Where you see this in practice: SAC, soft Q-learning, and PPO’s entropy bonus all relate to maximum entropy RL.

Illustration (entropy over training): Maximum entropy RL encourages exploration; policy entropy often starts high and may decrease as the policy becomes more deterministic. The chart below shows typical entropy over steps.

Exercise: Derive the maximum entropy objective and explain how it differs from standard expected return maximization. Why does entropy encourage exploration?

Professor’s hints

  • Standard: max \(J = \mathbb{E}[ \sum_t \gamma^t r_t ]\). Max-ent: max \(J + \alpha \mathbb{E}[ \sum_t \mathcal{H}(\pi(\cdot|s_t)) ]\), where \(\mathcal{H}(\pi) = -\sum_a \pi(a) \log \pi(a)\) (discrete) or the continuous analogue.
  • Exploration: \(\mathcal{H}\) is maximized when \(\pi\) is uniform; so the bonus pushes the policy toward trying all actions. In continuous space, a Gaussian with large std has high entropy.

Derivation

Start from the Bellman equation with entropy; the optimal policy has a closed form in the linear case (softmax of Q/α). See Haarnoja et al., “Soft Actor-Critic.”

Common pitfalls

  • Confusing entropy of policy with entropy of state distribution: We add \(\mathcal{H}(\pi(\cdot|s))\) (entropy of the action distribution given state), not the entropy of the state visitation distribution.
  • Alpha too large: If \(\alpha\) is huge, the agent ignores reward and just maximizes entropy (random policy). Tune \(\alpha\) or use automatic tuning (SAC).

Worked solution (warm-up: entropy coefficient)Key idea: In maximum entropy RL we maximize return plus \(\alpha \mathcal{H}(\pi)\). \(\alpha\) controls the trade-off: large \(\alpha\) favors random policies (high entropy); small \(\alpha\) favors greedy. SAC uses a target entropy (e.g. \(-\dim(\text{action})\)) and tunes \(\alpha\) automatically so the policy’s entropy tracks the target. That keeps exploration without hand-tuning \(\alpha\).

Extra practice

  1. Warm-up: For a discrete policy with two actions and \(\pi(a_1)=p\), write the entropy \(\mathcal{H}\) as a function of \(p\). At what \(p\) is \(\mathcal{H}\) maximum?
  2. Coding: In a 2-armed bandit, implement a “soft” policy that maximizes \(\mathbb{E}[r] + \alpha \mathcal{H}(\pi)\).

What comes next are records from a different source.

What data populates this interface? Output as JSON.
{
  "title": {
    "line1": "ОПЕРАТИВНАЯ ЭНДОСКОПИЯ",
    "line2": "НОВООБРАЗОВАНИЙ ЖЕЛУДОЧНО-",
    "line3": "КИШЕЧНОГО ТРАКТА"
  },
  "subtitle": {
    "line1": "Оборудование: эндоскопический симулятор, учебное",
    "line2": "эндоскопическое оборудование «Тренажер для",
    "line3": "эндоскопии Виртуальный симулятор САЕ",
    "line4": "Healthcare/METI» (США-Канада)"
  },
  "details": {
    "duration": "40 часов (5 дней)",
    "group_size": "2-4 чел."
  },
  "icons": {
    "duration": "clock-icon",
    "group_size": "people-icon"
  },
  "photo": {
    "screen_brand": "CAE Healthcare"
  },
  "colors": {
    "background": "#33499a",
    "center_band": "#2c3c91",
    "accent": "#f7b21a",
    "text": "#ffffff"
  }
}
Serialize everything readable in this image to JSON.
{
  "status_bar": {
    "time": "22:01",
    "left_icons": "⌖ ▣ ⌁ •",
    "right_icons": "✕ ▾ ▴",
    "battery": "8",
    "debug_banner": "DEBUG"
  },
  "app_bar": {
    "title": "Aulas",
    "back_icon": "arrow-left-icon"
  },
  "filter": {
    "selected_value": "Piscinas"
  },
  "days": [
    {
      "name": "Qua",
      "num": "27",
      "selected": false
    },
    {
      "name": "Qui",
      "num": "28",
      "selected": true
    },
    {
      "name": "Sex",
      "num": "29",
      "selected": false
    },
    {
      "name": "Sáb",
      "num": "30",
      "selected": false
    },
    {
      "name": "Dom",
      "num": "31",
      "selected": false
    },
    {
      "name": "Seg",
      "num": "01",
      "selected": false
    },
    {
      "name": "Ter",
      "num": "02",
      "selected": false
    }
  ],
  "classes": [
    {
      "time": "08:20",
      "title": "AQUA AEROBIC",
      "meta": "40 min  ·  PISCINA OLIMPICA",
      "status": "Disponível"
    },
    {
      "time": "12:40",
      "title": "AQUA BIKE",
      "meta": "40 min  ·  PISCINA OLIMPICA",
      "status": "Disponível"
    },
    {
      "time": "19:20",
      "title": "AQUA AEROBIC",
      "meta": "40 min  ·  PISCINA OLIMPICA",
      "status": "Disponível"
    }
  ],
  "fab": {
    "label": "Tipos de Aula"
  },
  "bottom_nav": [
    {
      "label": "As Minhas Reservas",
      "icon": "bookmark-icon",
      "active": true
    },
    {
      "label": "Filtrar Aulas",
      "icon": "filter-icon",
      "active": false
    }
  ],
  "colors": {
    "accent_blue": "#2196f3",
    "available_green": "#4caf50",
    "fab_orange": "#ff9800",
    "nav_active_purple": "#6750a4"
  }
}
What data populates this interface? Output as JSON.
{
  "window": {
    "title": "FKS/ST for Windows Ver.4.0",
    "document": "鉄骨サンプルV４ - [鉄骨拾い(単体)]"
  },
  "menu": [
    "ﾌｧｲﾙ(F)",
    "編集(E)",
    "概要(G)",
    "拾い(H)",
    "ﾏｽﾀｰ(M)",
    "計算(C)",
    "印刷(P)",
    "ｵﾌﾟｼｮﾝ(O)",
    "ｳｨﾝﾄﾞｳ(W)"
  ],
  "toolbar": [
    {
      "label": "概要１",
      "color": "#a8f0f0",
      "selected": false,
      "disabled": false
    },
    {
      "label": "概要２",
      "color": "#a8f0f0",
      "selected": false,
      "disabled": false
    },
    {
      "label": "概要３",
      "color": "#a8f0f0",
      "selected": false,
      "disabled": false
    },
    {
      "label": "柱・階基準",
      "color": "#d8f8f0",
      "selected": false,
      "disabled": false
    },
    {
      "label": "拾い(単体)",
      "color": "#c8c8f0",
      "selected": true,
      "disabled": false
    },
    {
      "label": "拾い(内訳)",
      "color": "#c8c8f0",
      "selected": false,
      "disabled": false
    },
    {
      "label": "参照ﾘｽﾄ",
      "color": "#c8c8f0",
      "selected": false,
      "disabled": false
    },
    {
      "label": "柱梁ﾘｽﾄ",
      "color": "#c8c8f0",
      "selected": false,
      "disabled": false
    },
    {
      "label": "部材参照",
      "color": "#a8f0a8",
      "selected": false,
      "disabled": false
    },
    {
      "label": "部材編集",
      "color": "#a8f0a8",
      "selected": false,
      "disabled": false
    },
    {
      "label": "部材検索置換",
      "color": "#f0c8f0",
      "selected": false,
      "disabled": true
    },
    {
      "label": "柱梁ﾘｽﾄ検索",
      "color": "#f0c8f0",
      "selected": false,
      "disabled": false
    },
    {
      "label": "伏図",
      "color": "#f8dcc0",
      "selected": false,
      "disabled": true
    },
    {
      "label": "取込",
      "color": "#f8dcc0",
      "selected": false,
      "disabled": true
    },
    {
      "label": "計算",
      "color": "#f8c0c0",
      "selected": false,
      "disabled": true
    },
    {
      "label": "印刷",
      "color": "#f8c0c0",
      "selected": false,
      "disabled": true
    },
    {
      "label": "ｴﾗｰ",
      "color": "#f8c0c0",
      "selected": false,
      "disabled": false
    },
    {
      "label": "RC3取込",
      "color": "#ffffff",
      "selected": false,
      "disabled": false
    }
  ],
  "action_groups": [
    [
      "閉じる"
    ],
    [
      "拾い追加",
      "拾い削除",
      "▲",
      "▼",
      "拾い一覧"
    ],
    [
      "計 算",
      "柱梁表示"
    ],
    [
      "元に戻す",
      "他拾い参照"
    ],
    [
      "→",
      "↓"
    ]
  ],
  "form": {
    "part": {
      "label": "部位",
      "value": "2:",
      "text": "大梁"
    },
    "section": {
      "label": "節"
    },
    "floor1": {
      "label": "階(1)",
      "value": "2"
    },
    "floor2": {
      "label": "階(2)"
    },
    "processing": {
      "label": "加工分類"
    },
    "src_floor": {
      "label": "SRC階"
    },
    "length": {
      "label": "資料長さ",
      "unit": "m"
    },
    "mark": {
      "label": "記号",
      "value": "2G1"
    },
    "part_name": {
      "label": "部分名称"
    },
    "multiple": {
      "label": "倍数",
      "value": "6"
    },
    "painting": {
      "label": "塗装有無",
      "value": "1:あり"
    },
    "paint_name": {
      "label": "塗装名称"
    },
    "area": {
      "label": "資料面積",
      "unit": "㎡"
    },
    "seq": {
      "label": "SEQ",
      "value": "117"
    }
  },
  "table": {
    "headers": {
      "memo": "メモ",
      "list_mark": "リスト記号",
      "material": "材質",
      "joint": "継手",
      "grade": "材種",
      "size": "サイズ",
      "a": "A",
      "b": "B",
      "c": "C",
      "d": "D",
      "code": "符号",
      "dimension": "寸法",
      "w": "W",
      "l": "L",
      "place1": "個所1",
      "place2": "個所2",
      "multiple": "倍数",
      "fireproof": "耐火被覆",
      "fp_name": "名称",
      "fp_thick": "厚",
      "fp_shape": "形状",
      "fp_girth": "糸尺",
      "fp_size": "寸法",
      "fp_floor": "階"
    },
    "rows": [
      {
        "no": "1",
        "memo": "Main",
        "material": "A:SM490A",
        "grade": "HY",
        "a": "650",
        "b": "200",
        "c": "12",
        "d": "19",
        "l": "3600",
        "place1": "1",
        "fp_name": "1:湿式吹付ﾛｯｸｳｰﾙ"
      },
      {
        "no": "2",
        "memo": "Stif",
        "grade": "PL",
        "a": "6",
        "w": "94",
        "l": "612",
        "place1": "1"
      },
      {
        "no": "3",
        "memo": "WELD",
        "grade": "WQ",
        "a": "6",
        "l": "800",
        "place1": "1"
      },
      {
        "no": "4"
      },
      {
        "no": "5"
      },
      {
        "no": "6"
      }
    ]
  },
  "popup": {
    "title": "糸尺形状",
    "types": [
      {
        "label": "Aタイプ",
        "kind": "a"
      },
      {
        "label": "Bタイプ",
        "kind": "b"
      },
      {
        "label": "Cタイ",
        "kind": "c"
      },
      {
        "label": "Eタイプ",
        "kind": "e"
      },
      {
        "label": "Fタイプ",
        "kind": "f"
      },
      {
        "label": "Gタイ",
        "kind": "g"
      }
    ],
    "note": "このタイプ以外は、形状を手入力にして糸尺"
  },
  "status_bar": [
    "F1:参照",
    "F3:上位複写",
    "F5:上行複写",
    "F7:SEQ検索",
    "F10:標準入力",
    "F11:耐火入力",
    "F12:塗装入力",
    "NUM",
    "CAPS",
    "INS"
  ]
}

Vary \(\alpha\) and plot the probability of the optimal arm vs \(\alpha\) (should approach 1 as \(\alpha \to 0\) and 0.5 as \(\alpha \to \infty\)).
  3. Challenge: Derive the optimal policy for a one-step MDP with max-ent objective: \(\pi^*(a|s) \propto \exp(Q(s,a)/\alpha)\). Show that as \(\alpha \to 0\) you get the greedy policy.